Il titolo può determinare la riuscita o meno di un grande libro o di un grande film e così può essere per il vostro comunicato. Poche, anzi, pochissime parole dovranno immediatamente catturare l’attenzione del vostro pubblico, per questo andranno scelte con cura. Come sempre: più facile a dirsi che a farsi.

Nella pratica per scegliere un buon titolo la cosa migliore da fare è calarsi nei panni di chi leggerà e chi legge vuole tutto e subito. Quindi sarà vostro dovere colpirli e incuriosirli, chiarendo subito di cosa si tratta.
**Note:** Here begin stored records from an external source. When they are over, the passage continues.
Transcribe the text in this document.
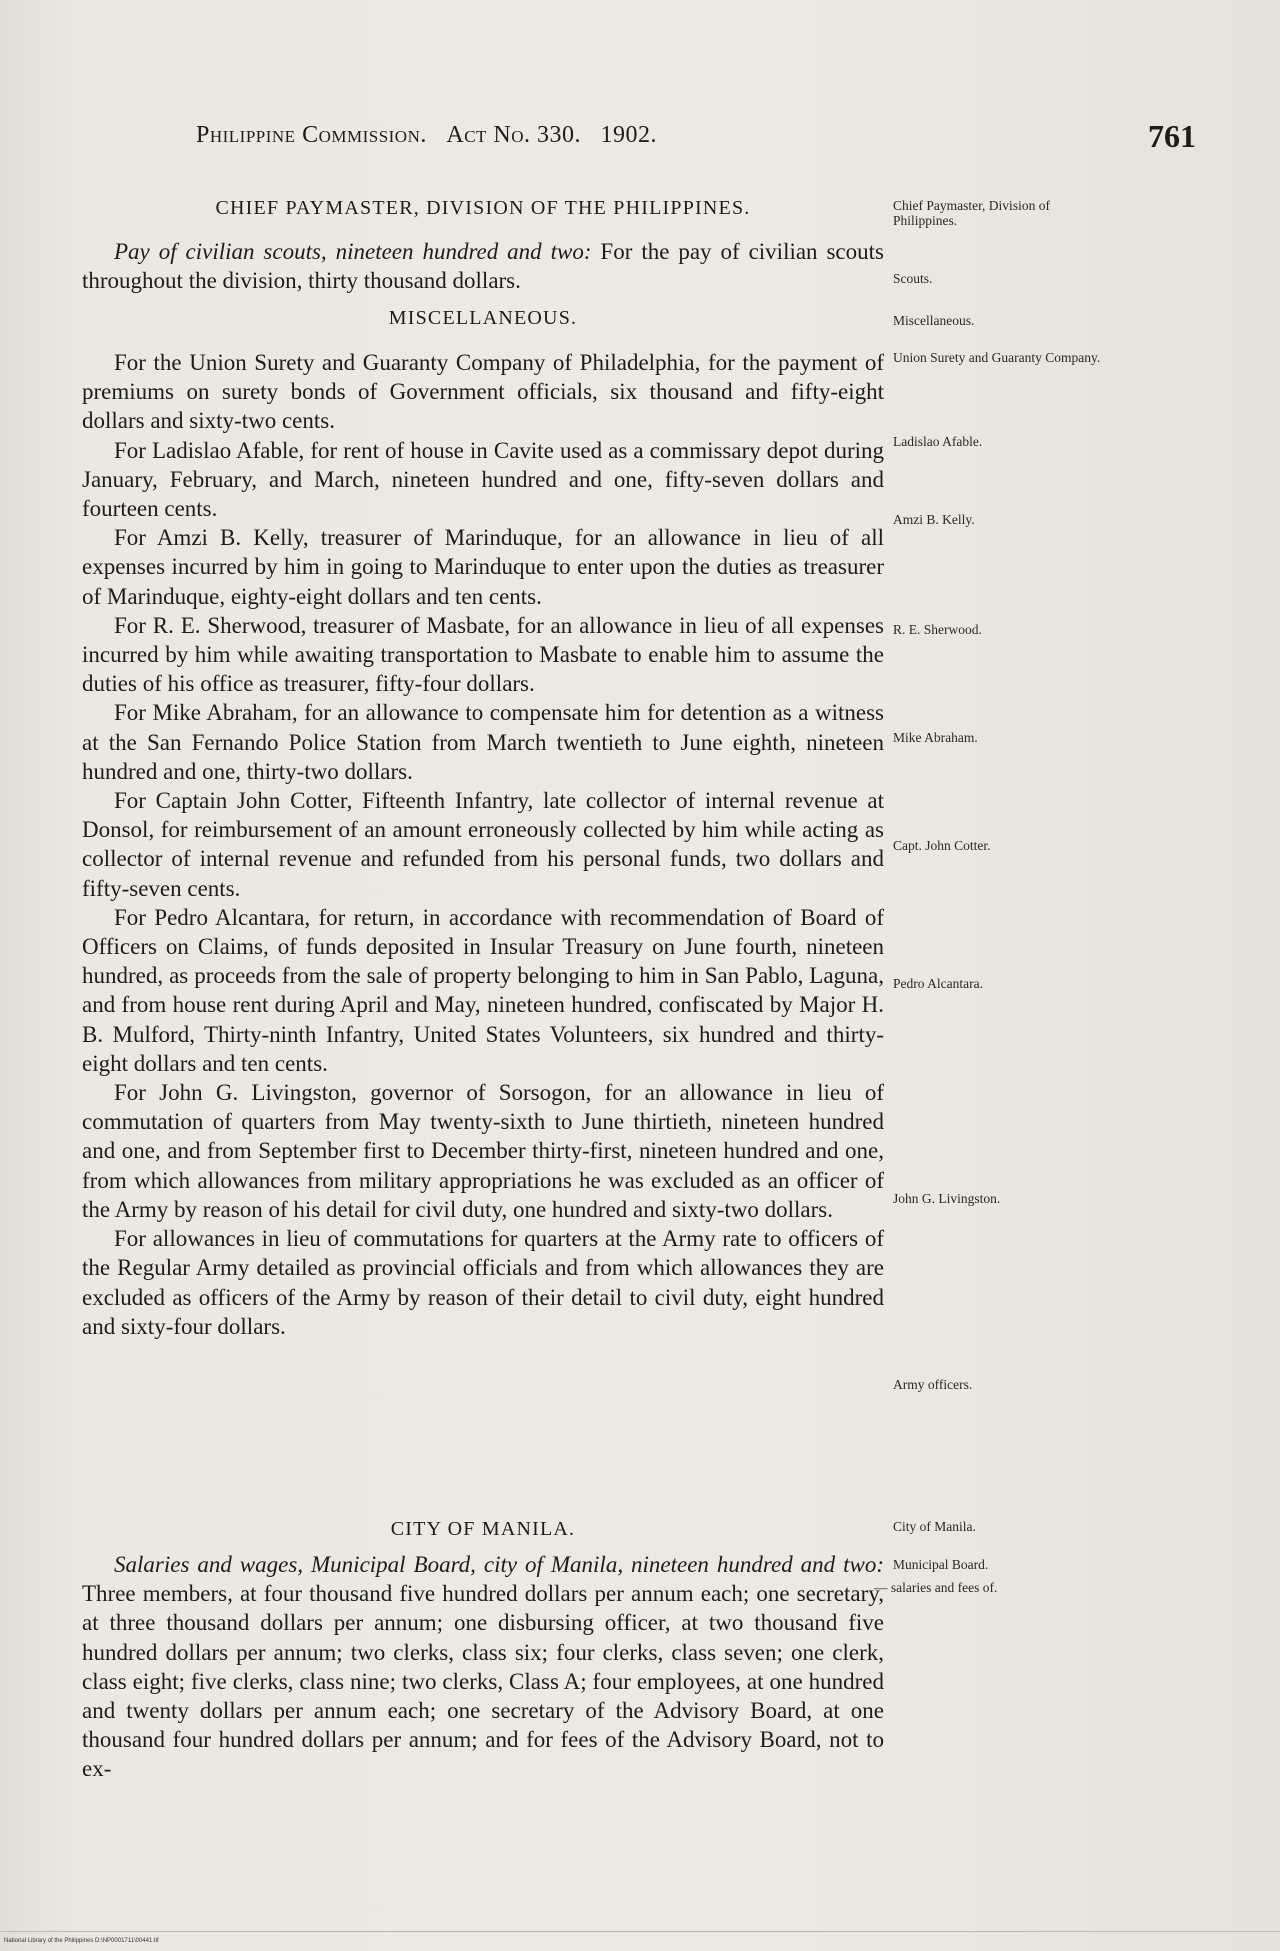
Philippine Commission. Act No. 330. 1902.	761
CHIEF PAYMASTER, DIVISION OF THE PHILIPPINES.

Pay of civilian scouts, nineteen hundred and two: For the pay of civilian scouts throughout the division, thirty thousand dollars.

MISCELLANEOUS.

For the Union Surety and Guaranty Company of Philadelphia, for the payment of premiums on surety bonds of Government officials, six thousand and fifty-eight dollars and sixty-two cents.

For Ladislao Afable, for rent of house in Cavite used as a commissary depot during January, February, and March, nineteen hundred and one, fifty-seven dollars and fourteen cents.

For Amzi B. Kelly, treasurer of Marinduque, for an allowance in lieu of all expenses incurred by him in going to Marinduque to enter upon the duties as treasurer of Marinduque, eighty-eight dollars and ten cents.

For R. E. Sherwood, treasurer of Masbate, for an allowance in lieu of all expenses incurred by him while awaiting transportation to Masbate to enable him to assume the duties of his office as treasurer, fifty-four dollars.

For Mike Abraham, for an allowance to compensate him for detention as a witness at the San Fernando Police Station from March twentieth to June eighth, nineteen hundred and one, thirty-two dollars.

For Captain John Cotter, Fifteenth Infantry, late collector of internal revenue at Donsol, for reimbursement of an amount erroneously collected by him while acting as collector of internal revenue and refunded from his personal funds, two dollars and fifty-seven cents.

For Pedro Alcantara, for return, in accordance with recommendation of Board of Officers on Claims, of funds deposited in Insular Treasury on June fourth, nineteen hundred, as proceeds from the sale of property belonging to him in San Pablo, Laguna, and from house rent during April and May, nineteen hundred, confiscated by Major H. B. Mulford, Thirty-ninth Infantry, United States Volunteers, six hundred and thirty-eight dollars and ten cents.

For John G. Livingston, governor of Sorsogon, for an allowance in lieu of commutation of quarters from May twenty-sixth to June thirtieth, nineteen hundred and one, and from September first to December thirty-first, nineteen hundred and one, from which allowances from military appropriations he was excluded as an officer of the Army by reason of his detail for civil duty, one hundred and sixty-two dollars.

For allowances in lieu of commutations for quarters at the Army rate to officers of the Regular Army detailed as provincial officials and from which allowances they are excluded as officers of the Army by reason of their detail to civil duty, eight hundred and sixty-four dollars.

CITY OF MANILA.

Salaries and wages, Municipal Board, city of Manila, nineteen hundred and two: Three members, at four thousand five hundred dollars per annum each; one secretary, at three thousand dollars per annum; one disbursing officer, at two thousand five hundred dollars per annum; two clerks, class six; four clerks, class seven; one clerk, class eight; five clerks, class nine; two clerks, Class A; four employees, at one hundred and twenty dollars per annum each; one secretary of the Advisory Board, at one thousand four hundred dollars per annum; and for fees of the Advisory Board, not to ex-

Chief Paymaster, Division of Philippines.
Scouts.
Miscellaneous.
Union Surety and Guaranty Company.
Ladislao Afable.
Amzi B. Kelly.
R. E. Sherwood.
Mike Abraham.
Capt. John Cotter.
Pedro Alcantara.
John G. Livingston.
Army officers.
City of Manila.
Municipal Board.
— salaries and fees of.
National Library of the Philippines D:\NP0001711\00441.tif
Se ad esempio il vostro comunicato riguarda uno spettacolo, specificatelo; se nel vostro evento è prevista la partecipazione di un personaggio famoso o importante, fate sì che il suo nome appaia nel titolo.

Un titolo sbagliato sarebbe: Tutto pronto per l'atteso ritorno del re del teatro
Una versione corretta di questo titolo potrebbe essere: Paolo Rossi torna a Teatro con "Romeo e Giulietta"

Scelto il titolo potrete tirare un respiro di sollievo, perché uno degli scogli più ardui è stato superato, ma non il viaggio per raggiungere Itaca non finisce qui.